When Tullow sought to sell this to CNOOC and Total at $900
million, it anticipated paying Capital Gains Tax (CGT) of $85 million. This was
done by subtracting past costs of $617 from the sale price of $900 million,
leaving capital gain of $283 million. In Uganda, CGT is 30% of extra value one
realises above the purchase price of an asset when selling it. Assuming you buy
a house at Shs500 million and sell it at Shs800 million, the capital gain is
Shs300 million. So you pay 30% of Shs300 million as CGT. But if, after buying
the house, you spend Shs200 million renovating it and then sell it at Shs800
million, your total cost would have been Shs700 million giving you a capital
gain of Shs100 million. So CGT would be 30% of Shs100 million.

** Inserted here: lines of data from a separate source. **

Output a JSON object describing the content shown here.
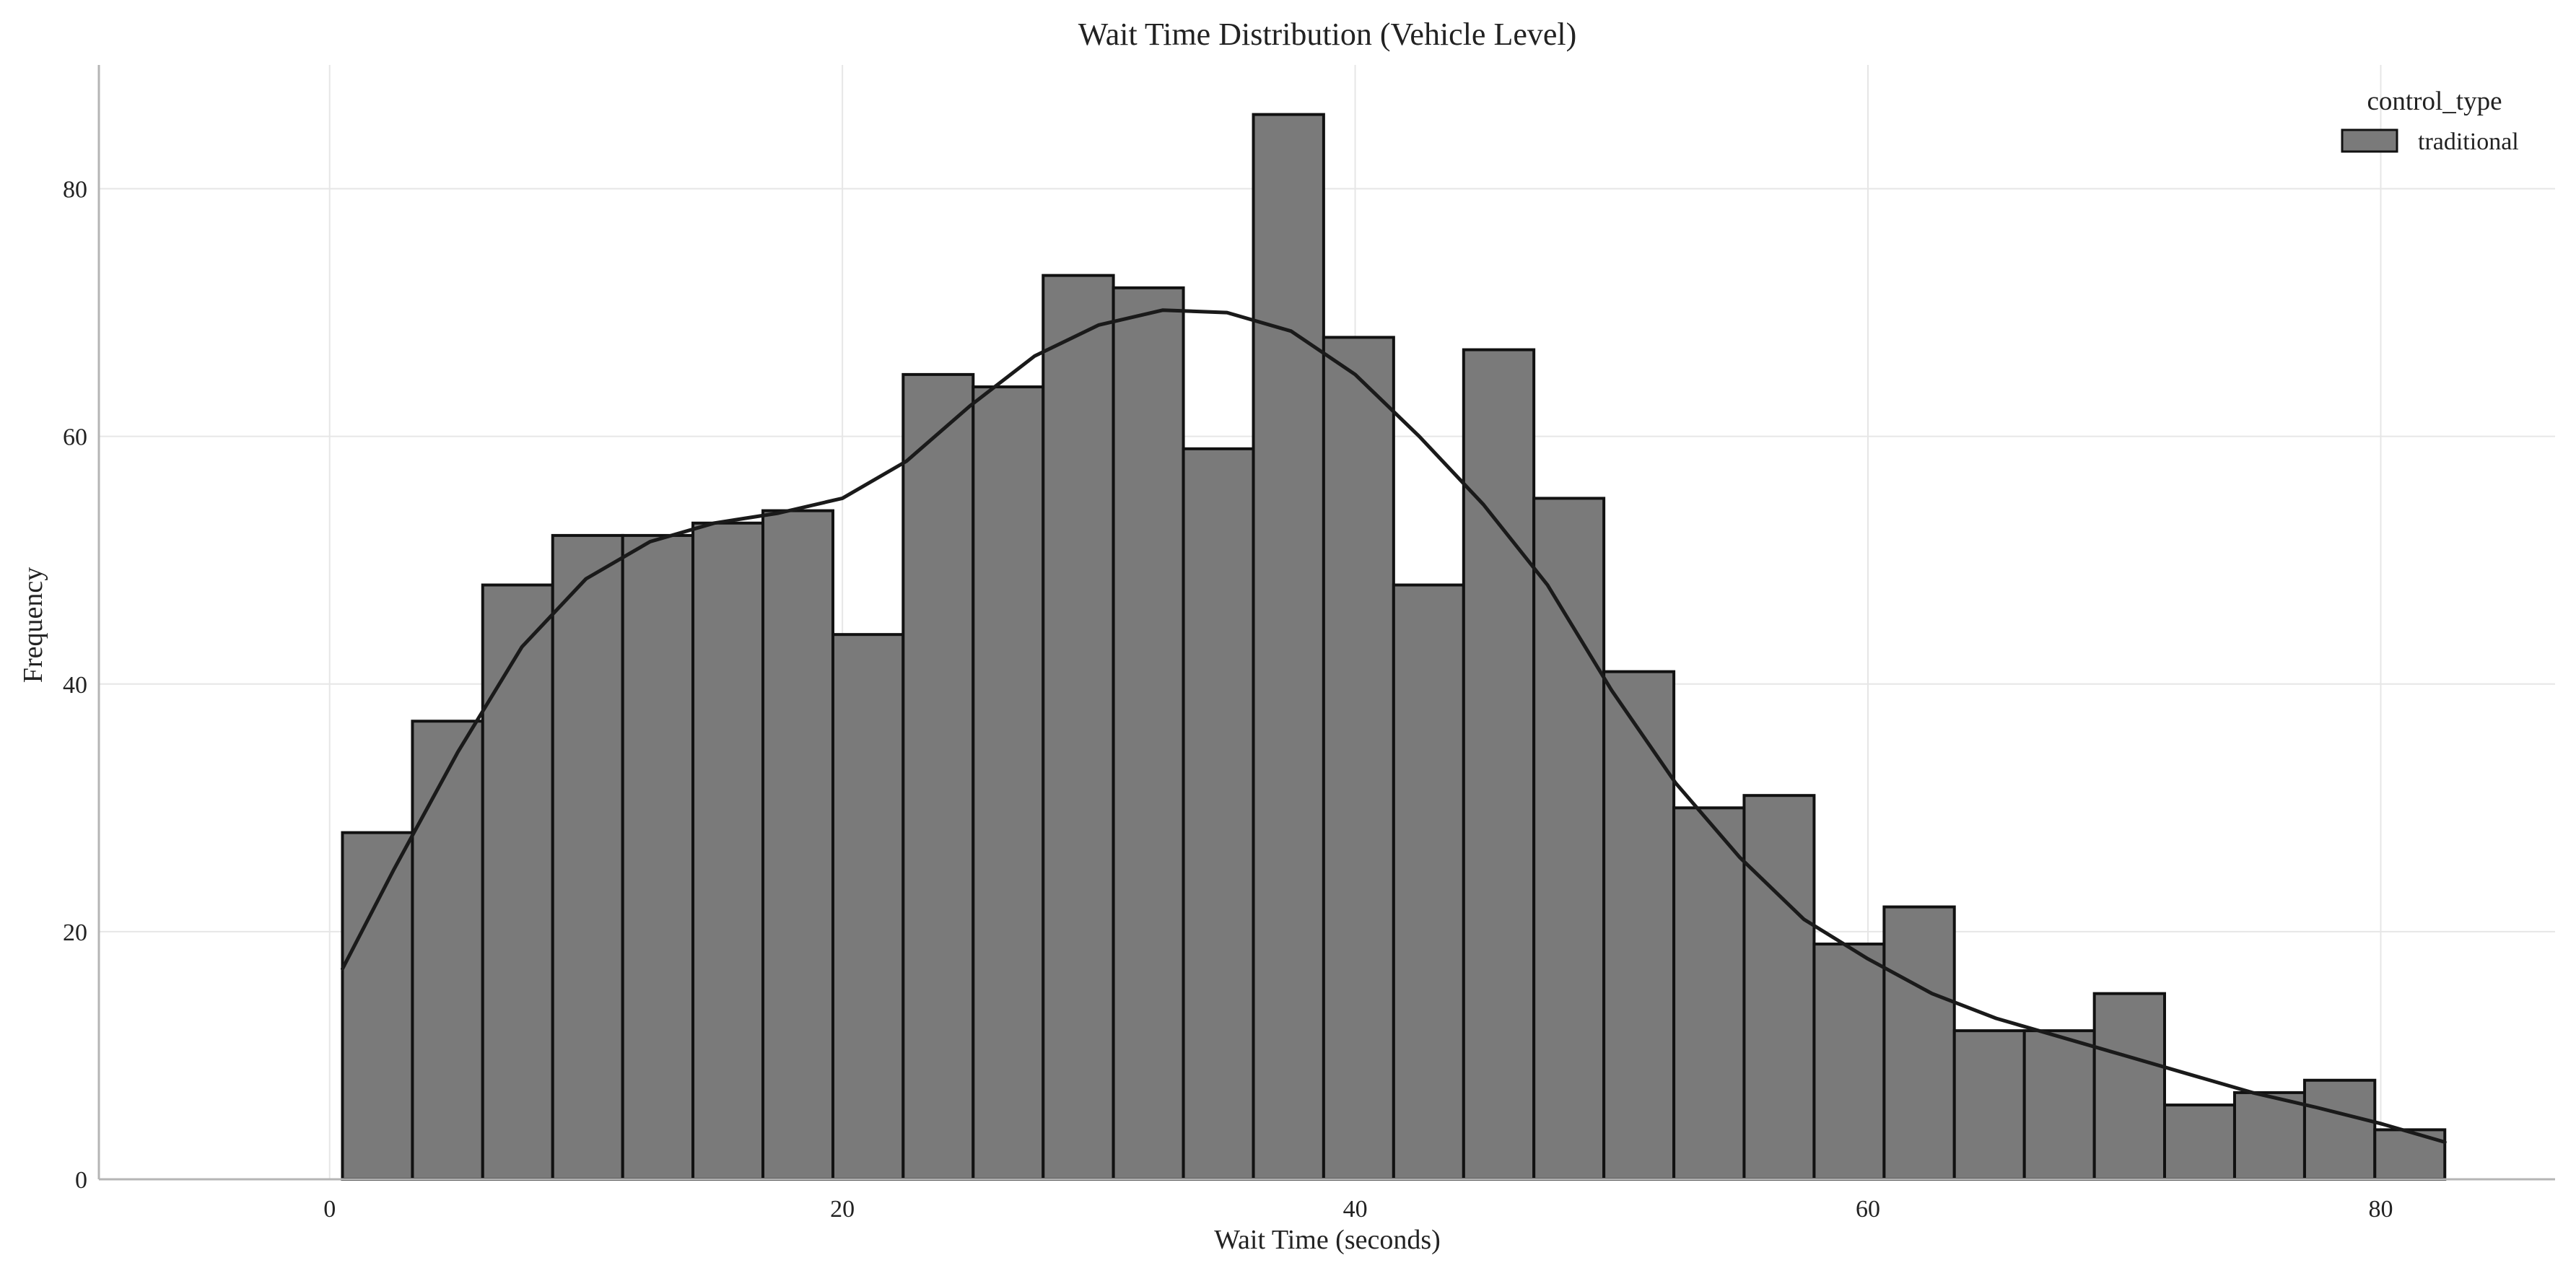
{
  "chart_data": {
    "type": "bar",
    "title": "Wait Time Distribution (Vehicle Level)",
    "xlabel": "Wait Time (seconds)",
    "ylabel": "Frequency",
    "xlim": [
      -9.0,
      86.8
    ],
    "ylim": [
      0,
      90
    ],
    "x_ticks": [
      0,
      20,
      40,
      60,
      80
    ],
    "y_ticks": [
      0,
      20,
      40,
      60,
      80
    ],
    "grid": true,
    "legend": {
      "title": "control_type",
      "placement": "top-right",
      "entries": [
        "traditional"
      ]
    },
    "bin_edges": [
      0.5,
      3.23,
      5.97,
      8.7,
      11.43,
      14.17,
      16.9,
      19.63,
      22.37,
      25.1,
      27.83,
      30.57,
      33.3,
      36.03,
      38.77,
      41.5,
      44.23,
      46.97,
      49.7,
      52.43,
      55.17,
      57.9,
      60.63,
      63.37,
      66.1,
      68.83,
      71.57,
      74.3,
      77.03,
      79.77,
      82.5
    ],
    "series": [
      {
        "name": "traditional",
        "color": "#7a7a7a",
        "edge_color": "#111111",
        "values": [
          28,
          37,
          48,
          52,
          52,
          53,
          54,
          44,
          65,
          64,
          73,
          72,
          59,
          86,
          68,
          48,
          67,
          55,
          41,
          30,
          31,
          19,
          22,
          12,
          12,
          15,
          6,
          7,
          8,
          4
        ]
      }
    ],
    "kde": {
      "color": "#1a1a1a",
      "x": [
        0.5,
        2.5,
        5,
        7.5,
        10,
        12.5,
        15,
        17.5,
        20,
        22.5,
        25,
        27.5,
        30,
        32.5,
        35,
        37.5,
        40,
        42.5,
        45,
        47.5,
        50,
        52.5,
        55,
        57.5,
        60,
        62.5,
        65,
        67.5,
        70,
        72.5,
        75,
        77.5,
        80,
        82.5
      ],
      "y": [
        17,
        25,
        34.5,
        43,
        48.5,
        51.5,
        53,
        53.8,
        55,
        58,
        62.5,
        66.5,
        69,
        70.2,
        70,
        68.5,
        65,
        60,
        54.5,
        48,
        39.5,
        32,
        26,
        21,
        17.8,
        15,
        13,
        11.5,
        10,
        8.5,
        7,
        5.8,
        4.5,
        3
      ]
    }
  }
}
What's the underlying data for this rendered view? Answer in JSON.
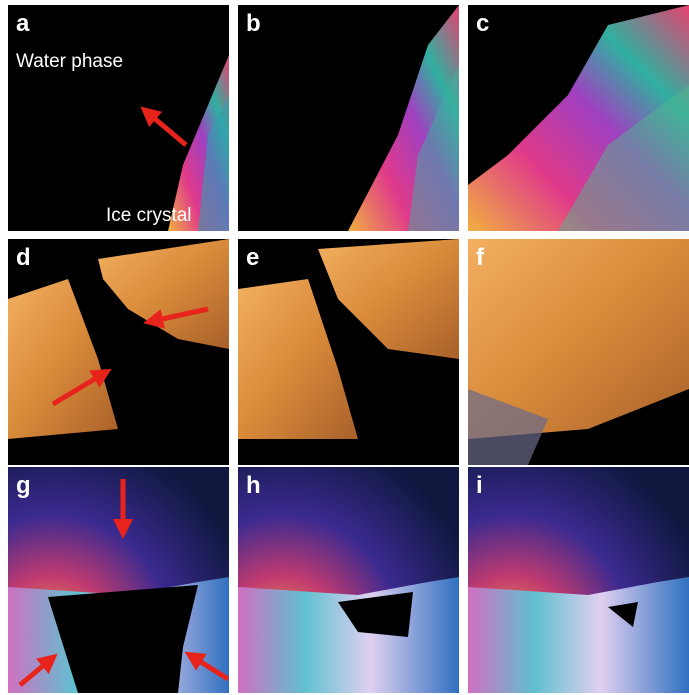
{
  "panels": [
    {
      "label": "a",
      "annotations": [
        "Water phase",
        "Ice crystal"
      ]
    },
    {
      "label": "b"
    },
    {
      "label": "c"
    },
    {
      "label": "d"
    },
    {
      "label": "e"
    },
    {
      "label": "f"
    },
    {
      "label": "g"
    },
    {
      "label": "h"
    },
    {
      "label": "i"
    }
  ]
}
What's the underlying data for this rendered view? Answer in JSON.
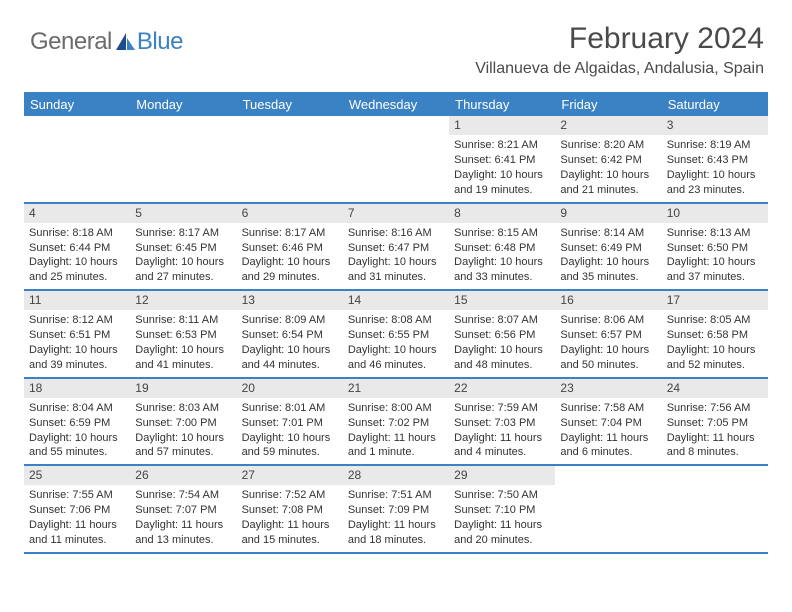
{
  "logo": {
    "left": "General",
    "right": "Blue"
  },
  "title": "February 2024",
  "location": "Villanueva de Algaidas, Andalusia, Spain",
  "colors": {
    "accent": "#3b82c4",
    "dayNumBg": "#e9e9e9",
    "text": "#333333",
    "headerText": "#4a4a4a"
  },
  "dayNames": [
    "Sunday",
    "Monday",
    "Tuesday",
    "Wednesday",
    "Thursday",
    "Friday",
    "Saturday"
  ],
  "weeks": [
    [
      {
        "n": "",
        "sr": "",
        "ss": "",
        "dl": ""
      },
      {
        "n": "",
        "sr": "",
        "ss": "",
        "dl": ""
      },
      {
        "n": "",
        "sr": "",
        "ss": "",
        "dl": ""
      },
      {
        "n": "",
        "sr": "",
        "ss": "",
        "dl": ""
      },
      {
        "n": "1",
        "sr": "Sunrise: 8:21 AM",
        "ss": "Sunset: 6:41 PM",
        "dl": "Daylight: 10 hours and 19 minutes."
      },
      {
        "n": "2",
        "sr": "Sunrise: 8:20 AM",
        "ss": "Sunset: 6:42 PM",
        "dl": "Daylight: 10 hours and 21 minutes."
      },
      {
        "n": "3",
        "sr": "Sunrise: 8:19 AM",
        "ss": "Sunset: 6:43 PM",
        "dl": "Daylight: 10 hours and 23 minutes."
      }
    ],
    [
      {
        "n": "4",
        "sr": "Sunrise: 8:18 AM",
        "ss": "Sunset: 6:44 PM",
        "dl": "Daylight: 10 hours and 25 minutes."
      },
      {
        "n": "5",
        "sr": "Sunrise: 8:17 AM",
        "ss": "Sunset: 6:45 PM",
        "dl": "Daylight: 10 hours and 27 minutes."
      },
      {
        "n": "6",
        "sr": "Sunrise: 8:17 AM",
        "ss": "Sunset: 6:46 PM",
        "dl": "Daylight: 10 hours and 29 minutes."
      },
      {
        "n": "7",
        "sr": "Sunrise: 8:16 AM",
        "ss": "Sunset: 6:47 PM",
        "dl": "Daylight: 10 hours and 31 minutes."
      },
      {
        "n": "8",
        "sr": "Sunrise: 8:15 AM",
        "ss": "Sunset: 6:48 PM",
        "dl": "Daylight: 10 hours and 33 minutes."
      },
      {
        "n": "9",
        "sr": "Sunrise: 8:14 AM",
        "ss": "Sunset: 6:49 PM",
        "dl": "Daylight: 10 hours and 35 minutes."
      },
      {
        "n": "10",
        "sr": "Sunrise: 8:13 AM",
        "ss": "Sunset: 6:50 PM",
        "dl": "Daylight: 10 hours and 37 minutes."
      }
    ],
    [
      {
        "n": "11",
        "sr": "Sunrise: 8:12 AM",
        "ss": "Sunset: 6:51 PM",
        "dl": "Daylight: 10 hours and 39 minutes."
      },
      {
        "n": "12",
        "sr": "Sunrise: 8:11 AM",
        "ss": "Sunset: 6:53 PM",
        "dl": "Daylight: 10 hours and 41 minutes."
      },
      {
        "n": "13",
        "sr": "Sunrise: 8:09 AM",
        "ss": "Sunset: 6:54 PM",
        "dl": "Daylight: 10 hours and 44 minutes."
      },
      {
        "n": "14",
        "sr": "Sunrise: 8:08 AM",
        "ss": "Sunset: 6:55 PM",
        "dl": "Daylight: 10 hours and 46 minutes."
      },
      {
        "n": "15",
        "sr": "Sunrise: 8:07 AM",
        "ss": "Sunset: 6:56 PM",
        "dl": "Daylight: 10 hours and 48 minutes."
      },
      {
        "n": "16",
        "sr": "Sunrise: 8:06 AM",
        "ss": "Sunset: 6:57 PM",
        "dl": "Daylight: 10 hours and 50 minutes."
      },
      {
        "n": "17",
        "sr": "Sunrise: 8:05 AM",
        "ss": "Sunset: 6:58 PM",
        "dl": "Daylight: 10 hours and 52 minutes."
      }
    ],
    [
      {
        "n": "18",
        "sr": "Sunrise: 8:04 AM",
        "ss": "Sunset: 6:59 PM",
        "dl": "Daylight: 10 hours and 55 minutes."
      },
      {
        "n": "19",
        "sr": "Sunrise: 8:03 AM",
        "ss": "Sunset: 7:00 PM",
        "dl": "Daylight: 10 hours and 57 minutes."
      },
      {
        "n": "20",
        "sr": "Sunrise: 8:01 AM",
        "ss": "Sunset: 7:01 PM",
        "dl": "Daylight: 10 hours and 59 minutes."
      },
      {
        "n": "21",
        "sr": "Sunrise: 8:00 AM",
        "ss": "Sunset: 7:02 PM",
        "dl": "Daylight: 11 hours and 1 minute."
      },
      {
        "n": "22",
        "sr": "Sunrise: 7:59 AM",
        "ss": "Sunset: 7:03 PM",
        "dl": "Daylight: 11 hours and 4 minutes."
      },
      {
        "n": "23",
        "sr": "Sunrise: 7:58 AM",
        "ss": "Sunset: 7:04 PM",
        "dl": "Daylight: 11 hours and 6 minutes."
      },
      {
        "n": "24",
        "sr": "Sunrise: 7:56 AM",
        "ss": "Sunset: 7:05 PM",
        "dl": "Daylight: 11 hours and 8 minutes."
      }
    ],
    [
      {
        "n": "25",
        "sr": "Sunrise: 7:55 AM",
        "ss": "Sunset: 7:06 PM",
        "dl": "Daylight: 11 hours and 11 minutes."
      },
      {
        "n": "26",
        "sr": "Sunrise: 7:54 AM",
        "ss": "Sunset: 7:07 PM",
        "dl": "Daylight: 11 hours and 13 minutes."
      },
      {
        "n": "27",
        "sr": "Sunrise: 7:52 AM",
        "ss": "Sunset: 7:08 PM",
        "dl": "Daylight: 11 hours and 15 minutes."
      },
      {
        "n": "28",
        "sr": "Sunrise: 7:51 AM",
        "ss": "Sunset: 7:09 PM",
        "dl": "Daylight: 11 hours and 18 minutes."
      },
      {
        "n": "29",
        "sr": "Sunrise: 7:50 AM",
        "ss": "Sunset: 7:10 PM",
        "dl": "Daylight: 11 hours and 20 minutes."
      },
      {
        "n": "",
        "sr": "",
        "ss": "",
        "dl": ""
      },
      {
        "n": "",
        "sr": "",
        "ss": "",
        "dl": ""
      }
    ]
  ]
}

Uganda Revenue Authority refused to recognise the $272
million past cost Tullow had spent developing the oil field. It insisted it
would charge CGT on the difference between $900 million (selling price) and
$345 million (buying price) i.e. on $555 million. This brought the CGT to $167
million. Tullow insisted it would pay only $85 million, URA insisted on her
position as well. The impasse lasted more than a year. Then CNOOC and Total, to
end the standoff and allow the investment in oil to go ahead offered to pay the
difference between Tullow’s offer ($85 million) and URA’s demand ($167
million), which came to $82 million.
Then a new dispute occurred. Sometime after Heritage’s sale
to Tullow and Tullow’s farm down to CNOOC and Total, Uganda passed a crazy law
saying that if one buys oil assets, past costs would not be transferred for tax
deductibility purposes when calculating profit (corporation) tax. CNOOC and
Total found this law bad. I am going to explain why I agree with them and it is
counterproductive. They asked either parliament repeals the law or the
executive gives them an exemption. President Yoweri Museveni refused. It is on
this dispute that the negotiations hit a dead end.
Essentially this law is saying two absurd things. First if
Tullow doesn’t sell, it will enjoy the tax deductibility. If it sells, the
buyer will not enjoy the same. This means the law was made to discourage the
buying and selling to Uganda’s oil assets – which is another way of saying that
Uganda passed a law to discourage investment in her oil industry. This is even
the more absurd because industry practice is that it is small firms that take
the risk to come to our poor countries to prospect for oil. When they find it,
they sell to big firms who then invest in the development and production of oil
fields.
In passing a law discouraging the selling of oil blocks,
Uganda has essentially blocked itself from a wide array of investors interested
in prospecting for her oil. No wonder, mid this year when Uganda auctioned new
oil exploration licenses, no small company with a good reputation for skills
and knowledge in exploration showed up. I am informed that only three, most
probably briefcase companies from Nigeria expressed interest in our mighty oil.
Secondly this law is absurd because it essentially means
that one’s investment cost would be treated as revenue and therefore taxed. I
do not know of any investor, except a fake one, who can accept this. All public
officials outside of URA that I have talked to think Uganda’s position borders
on madness. They are not willing to express their views on the matter for fear
of being accused of having been bribed by the oil companies. The fear of
corruption has led to an incredible absurdity – bad policy wins the day.
The reader should not think that the dispute over the $185
million in taxes is actually about a tax likely to be paid tomorrow. This is a
hypothetical tax – that at some future date (it could even be ten years from
now) when CNOOC and Total make a profit, this $617 million will not be
considered a cost when calculating their profit tax. Essentially Uganda has
blocked an investment of anything between $15 and $20 billion, which would also
make our economy double in five years over a hypothetical tax of $185 million
realisable ten years hence. If this is not the height of stupidity, what is it?